Conflict Between Popes and Emperors Conflicts developed between emperors and popes over the appointment of bishops in a certain realm. The emperors said they should, since the land was theirs. Popes said they should since bishops worked for the Church.
Pope Gregory VII v. Emperor Henry IV Because he believed that the pope was more powerful than all other leaders, Pope Gregory VII banned the practice of lay investiture, which angered Emperor Henry IV. After things heated up between them, the Pope excommunicated Henry. Henry, trying to save his throne, apologized. Forgiven by the Pope, Henry later took revenge on Gregory, forcing him into exile years later.
Concordat of Worms In 1122, after 50 years of struggle over the issue of lay investiture, both sides agreed to a treaty called the Concordat of Worms. They agreed that the Church had the power to elect and invest bishops with spiritual authority, but the emperor had the right to invest them with their fiefs.
The Wrath of Pope Innocent III Pope Innocent III once said, “the Pope stands between God and man, lower than God but high than men, who judges all and is judged by no one.” Pope Innocent clashed with all the powerful rulers of his day. Angry with King John of England, he excommunicated him. When Philip II of France tried to annul his marriage, Innocent excommunicated him too. In 1209, when the Albigensians, a group of Christians from southern France, wanted to purify the Church, Innocent launched a crusade against them, slaughtering tens of thousands of people
The Crusades The Crusades were a series of holy wars that began in the 1050s and continued over a two hundred year period of time. They started when the Byzantine Empire, which included Palestine and the Holy Land, came under attack by the Seljuk Turks.

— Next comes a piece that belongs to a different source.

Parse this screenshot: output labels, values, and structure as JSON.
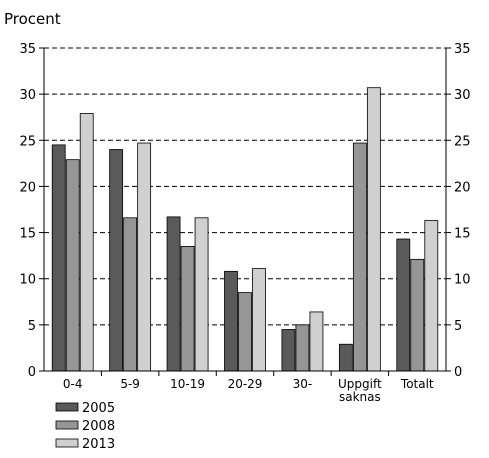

The Crusades The Byzantine emperor, unable to defend his empire against the Turks, asked the Pope, Urban II to send Christian knights to help. The Pope agreed, and by 1096, thousands of knights were on their way to protect the Holy Land.
Motives for the Crusades Religious zeal Knights hoped to win wealth and land. Crusaders wanted adventure and to escape problems at home. The Pope hoped to heal the schism, or split between the Catholic and Byzantine Churches. He also hoped that knights would fight the Muslim Turks instead of each other. Finally he hoped to increase his own power.
Defeat of the Christians By 1187, Jerusalem had been taken by the Muslim, although after negotiations, the Holy City was open to Christian pilgrims.
Effects of the Crusades Slaughter and misery led to religious hatred between Christians and Muslims. Trade increased in places like Venice Italy, as the Crusaders brought back new goods from the Middle and Far East. As trade increased, money reappeared. Feudal monarchs increased their power in order to support the Crusades. The split between the Catholic and Byzantine Churches did not end. Contacts with the Muslim world peaked the curiosity of explorers, giving Europe a wider world-view and bringing it out of the Dark Ages.